When they looked at the DNA sequence, the reason for this change in the protein sequence became clearer. There was a frame shift, with only small changes in the DNA sequence that led to the bigger change in the protein sequence. On the left, there is a shift in the splice site at the end of the first intron (splice acceptor). This shifts the mRNA product by four bases (vs the start site of translation), creating a frame shift in translation, as portrayed in the amino acid codes given. On the right, there is a one nucleotide deletion, causing another frame shift that brings the translation back into the normal frame. 

They sampled all the available archeological samples from the human lineage- Neanderthals and Denisovans, and each were the same as the current human sequence. So, whatever happened did so between the split from chimpanzees and the advent of these available homo species. And what happened were two distinct events- the second frame shift and the first frame shift are independent genetic mutations. 

Which happened first? That is uncertain, but the authors show that the right-most frame shift (called g.621delT) did not influence the change in the splice site. The splice site change was caused by a series of about six mutations within the first intron, (not shown), which shifted the pattern of mRNA self-hybridization that helps direct splice site selection. So it is likely that the splice site change happened first, essentially killing the gene. And then the downstream frameshift happened later on to rescue it in a partial, not very well-expressed way. However, either mutation could have happened first to functionally kill off this gene, and then further mutation(s) to recover its function. In any case, both events happened within this roughly six-million-year time span that generated our immediate lineage, becoming firmly fixed as the only version of this gene now in our collective genome.
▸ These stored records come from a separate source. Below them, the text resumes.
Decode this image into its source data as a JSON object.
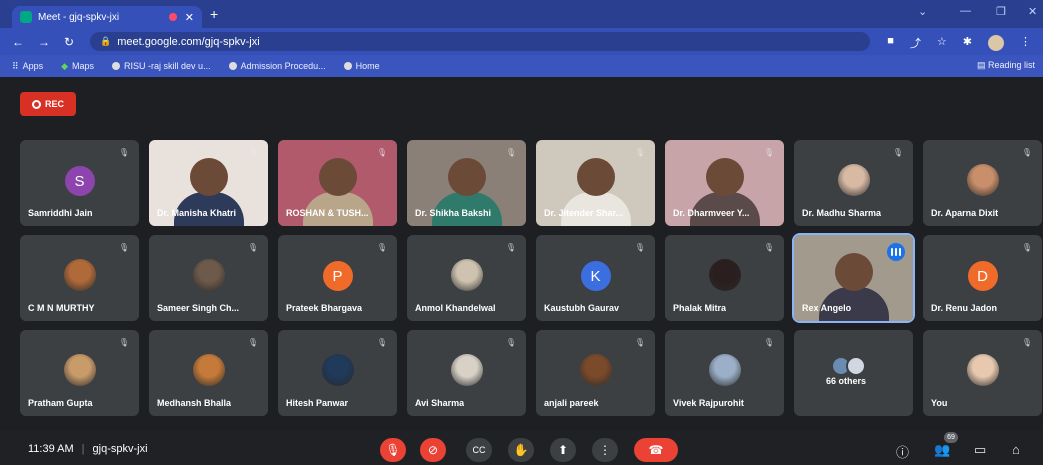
{
  "browser": {
    "tab_title": "Meet - gjq-spkv-jxi",
    "tab_close": "✕",
    "new_tab": "+",
    "url": "meet.google.com/gjq-spkv-jxi",
    "bookmarks": [
      "Apps",
      "Maps",
      "RISU -raj skill dev u...",
      "Admission Procedu...",
      "Home"
    ],
    "reading_list": "Reading list"
  },
  "recording": {
    "label": "REC"
  },
  "tiles": [
    {
      "name": "Samriddhi Jain",
      "kind": "letter",
      "letter": "S",
      "color": "#8e44ad"
    },
    {
      "name": "Dr. Manisha Khatri",
      "kind": "video",
      "bg": "#e9e2dc",
      "body": "#2d3a5a"
    },
    {
      "name": "ROSHAN & TUSH...",
      "kind": "video",
      "bg": "#b05a6c",
      "body": "#b8a58a"
    },
    {
      "name": "Dr. Shikha Bakshi",
      "kind": "video",
      "bg": "#8a8078",
      "body": "#2f7a6a"
    },
    {
      "name": "Dr. Jitender Shar...",
      "kind": "video",
      "bg": "#cfc8bc",
      "body": "#e9e6df"
    },
    {
      "name": "Dr. Dharmveer Y...",
      "kind": "video",
      "bg": "#c6a4a8",
      "body": "#5a4a4a"
    },
    {
      "name": "Dr. Madhu Sharma",
      "kind": "photo",
      "color": "#d8b9a4"
    },
    {
      "name": "Dr. Aparna Dixit",
      "kind": "photo",
      "color": "#c98f6a"
    },
    {
      "name": "C M N MURTHY",
      "kind": "photo",
      "color": "#b06a3a"
    },
    {
      "name": "Sameer Singh Ch...",
      "kind": "photo",
      "color": "#6e5a4a"
    },
    {
      "name": "Prateek Bhargava",
      "kind": "letter",
      "letter": "P",
      "color": "#f06a2a"
    },
    {
      "name": "Anmol Khandelwal",
      "kind": "photo",
      "color": "#cfc3b0"
    },
    {
      "name": "Kaustubh Gaurav",
      "kind": "letter",
      "letter": "K",
      "color": "#3b6fe0"
    },
    {
      "name": "Phalak Mitra",
      "kind": "photo",
      "color": "#2a1e1e"
    },
    {
      "name": "Rex Angelo",
      "kind": "video",
      "bg": "#a39a8e",
      "body": "#3a3a4a",
      "active": true
    },
    {
      "name": "Dr. Renu Jadon",
      "kind": "letter",
      "letter": "D",
      "color": "#f06a2a"
    },
    {
      "name": "Pratham Gupta",
      "kind": "photo",
      "color": "#c99a6a"
    },
    {
      "name": "Medhansh Bhalla",
      "kind": "photo",
      "color": "#c57a3a"
    },
    {
      "name": "Hitesh Panwar",
      "kind": "photo",
      "color": "#1f3a5a"
    },
    {
      "name": "Avi Sharma",
      "kind": "photo",
      "color": "#d7d1c6"
    },
    {
      "name": "anjali pareek",
      "kind": "photo",
      "color": "#7a4a2a"
    },
    {
      "name": "Vivek Rajpurohit",
      "kind": "photo",
      "color": "#9bb0c8"
    },
    {
      "name": "66 others",
      "kind": "others"
    },
    {
      "name": "You",
      "kind": "photo",
      "color": "#e8c9b0"
    }
  ],
  "footer": {
    "time": "11:39 AM",
    "separator": "|",
    "meeting_code": "gjq-spkv-jxi",
    "participants_count": "69"
  },
  "colors": {
    "accent": "#1a73e8",
    "danger": "#ea4335",
    "tile": "#3c4043"
  }
}
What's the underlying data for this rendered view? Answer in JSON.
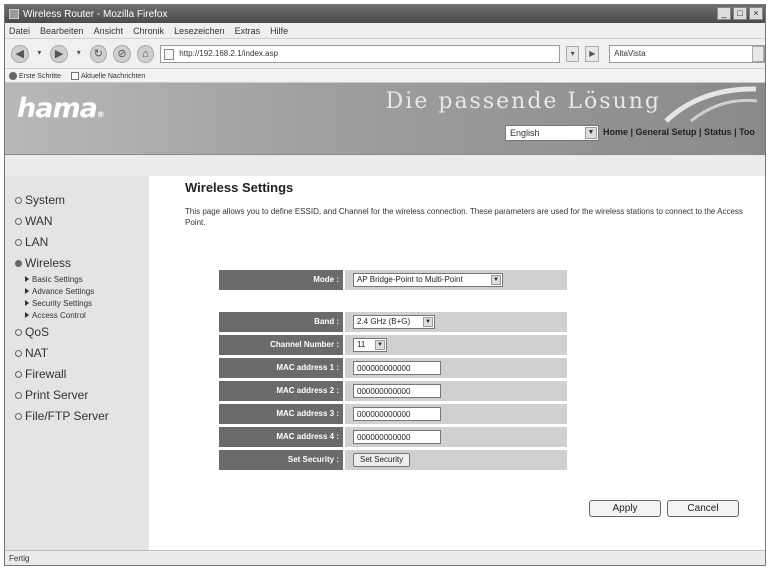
{
  "window": {
    "title": "Wireless Router - Mozilla Firefox",
    "controls": [
      "_",
      "□",
      "×"
    ]
  },
  "menu": [
    "Datei",
    "Bearbeiten",
    "Ansicht",
    "Chronik",
    "Lesezeichen",
    "Extras",
    "Hilfe"
  ],
  "navigation": {
    "url": "http://192.168.2.1/index.asp",
    "search_placeholder": "AltaVista"
  },
  "bookmarks": [
    "Erste Schritte",
    "Aktuelle Nachrichten"
  ],
  "banner": {
    "logo": "hama",
    "slogan": "Die passende Lösung",
    "language": "English",
    "links": "Home | General Setup | Status | Too"
  },
  "sidebar": {
    "items": [
      {
        "label": "System",
        "active": false
      },
      {
        "label": "WAN",
        "active": false
      },
      {
        "label": "LAN",
        "active": false
      },
      {
        "label": "Wireless",
        "active": true
      },
      {
        "label": "QoS",
        "active": false
      },
      {
        "label": "NAT",
        "active": false
      },
      {
        "label": "Firewall",
        "active": false
      },
      {
        "label": "Print Server",
        "active": false
      },
      {
        "label": "File/FTP Server",
        "active": false
      }
    ],
    "wireless_sub": [
      "Basic Settings",
      "Advance Settings",
      "Security Settings",
      "Access Control"
    ]
  },
  "page": {
    "title": "Wireless Settings",
    "description": "This page allows you to define ESSID, and Channel for the wireless connection. These parameters are used for the wireless stations to connect to the Access Point."
  },
  "form": {
    "mode": {
      "label": "Mode :",
      "value": "AP Bridge-Point to Multi-Point"
    },
    "band": {
      "label": "Band :",
      "value": "2.4 GHz (B+G)"
    },
    "channel": {
      "label": "Channel Number :",
      "value": "11"
    },
    "mac1": {
      "label": "MAC address 1 :",
      "value": "000000000000"
    },
    "mac2": {
      "label": "MAC address 2 :",
      "value": "000000000000"
    },
    "mac3": {
      "label": "MAC address 3 :",
      "value": "000000000000"
    },
    "mac4": {
      "label": "MAC address 4 :",
      "value": "000000000000"
    },
    "security": {
      "label": "Set Security :",
      "button": "Set Security"
    }
  },
  "actions": {
    "apply": "Apply",
    "cancel": "Cancel"
  },
  "status": "Fertig"
}
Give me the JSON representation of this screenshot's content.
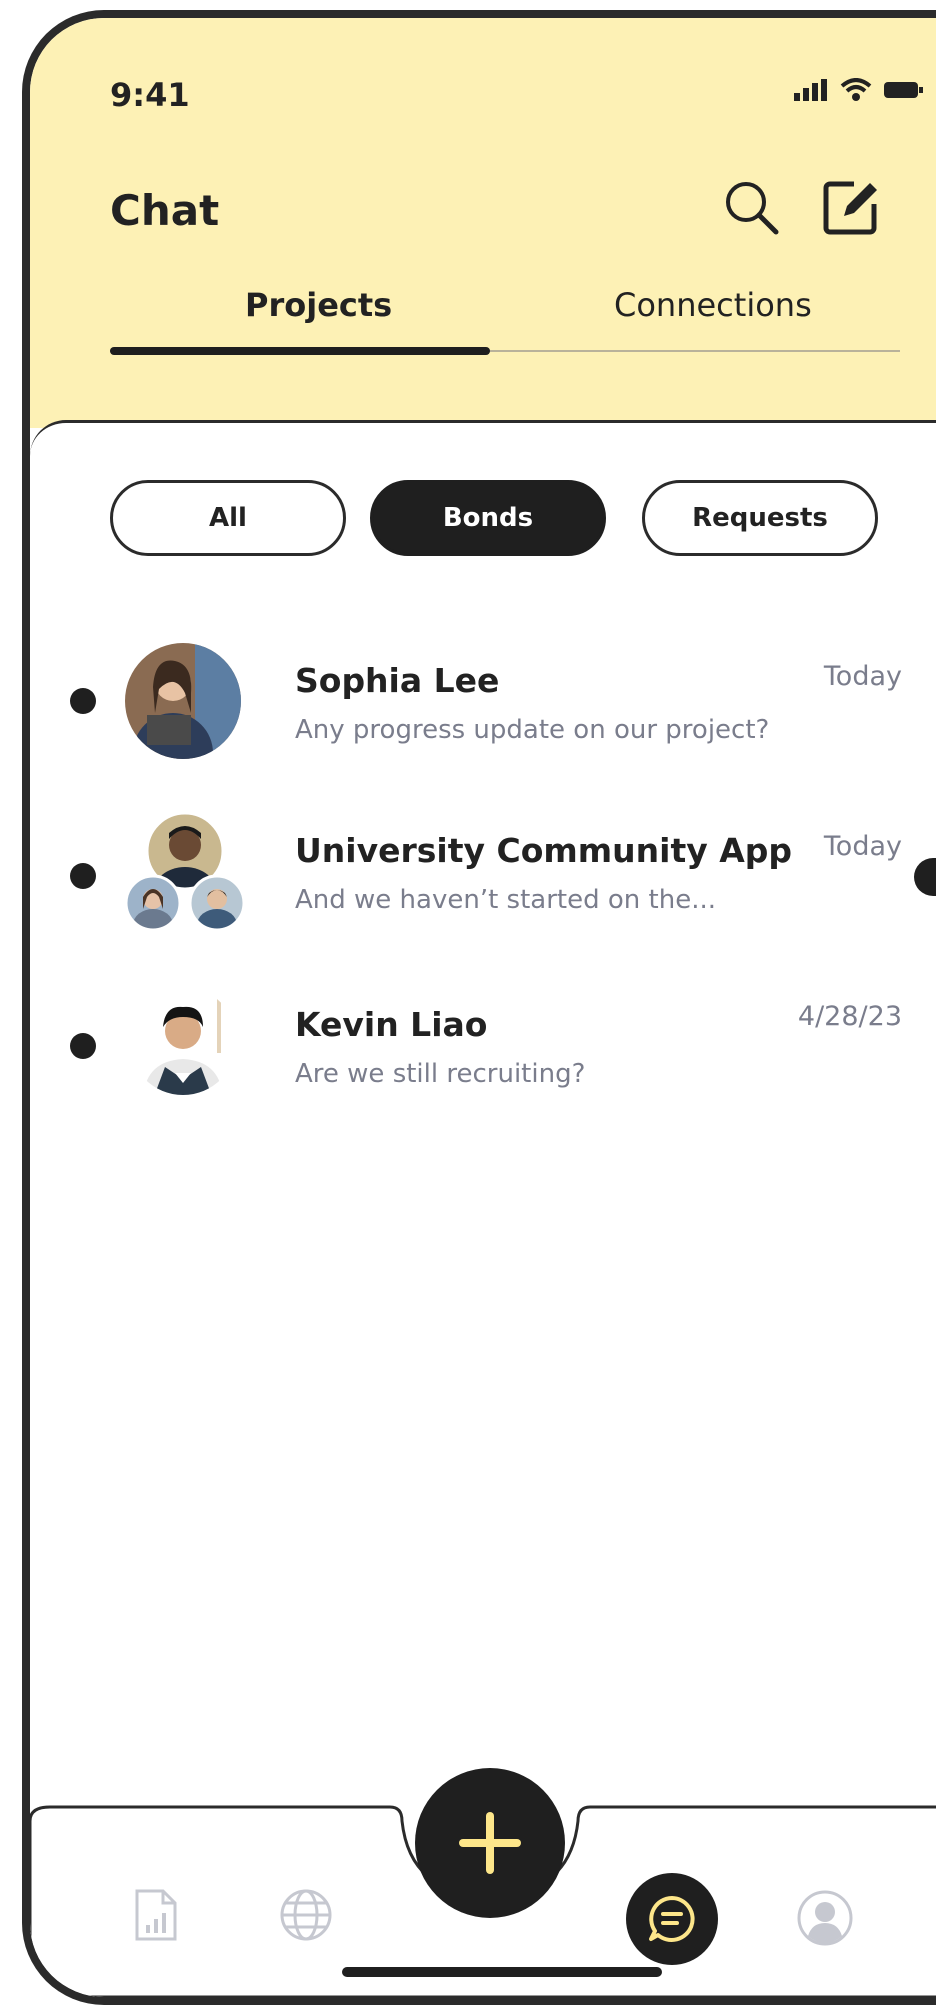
{
  "status_bar": {
    "time": "9:41"
  },
  "header": {
    "title": "Chat",
    "tabs": [
      {
        "label": "Projects",
        "active": true
      },
      {
        "label": "Connections",
        "active": false
      }
    ]
  },
  "filters": [
    {
      "label": "All",
      "selected": false
    },
    {
      "label": "Bonds",
      "selected": true
    },
    {
      "label": "Requests",
      "selected": false
    }
  ],
  "conversations": [
    {
      "name": "Sophia Lee",
      "preview": "Any progress update on our project?",
      "date": "Today",
      "unread": true
    },
    {
      "name": "University Community App",
      "preview": "And we haven’t started on the...",
      "date": "Today",
      "unread": true
    },
    {
      "name": "Kevin Liao",
      "preview": "Are we still recruiting?",
      "date": "4/28/23",
      "unread": true
    }
  ],
  "bottom_nav": {
    "items": [
      "analytics-icon",
      "globe-icon",
      "chat-icon",
      "profile-icon"
    ],
    "active": "chat-icon",
    "fab_icon": "plus-icon"
  },
  "colors": {
    "header_bg": "#fdf1b5",
    "accent_dark": "#1f1f1f",
    "fab_plus": "#fde68a",
    "muted_text": "#7a7d8c"
  }
}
What might cause these events? It all goes back to the function of SLAMF9. As shown above, it is very highly conserved. But, being part of the immune system and the interface we show to pathogens, it is also on the front line of the bio-warfare arms race. As humans started ranging far beyond their original habitats, they doubtless encountered many new pathogens. It seems likely that killing off this gene might have resolved one such fight, at least for a little while, perhaps by removing a pathogen entry point. But later on, it became beneficial to recover it, which is to say that new mutations that restored its function even a little bit were evidently selected for, and spread in the population. There was a race at this point between the accumulation of more (now neutral) mutations that would have permanently inactivated this gene, and the advent of that one special mutation that could save it. The overall conservation of SLAMF9 argues that saving it must have conferred significant benefits.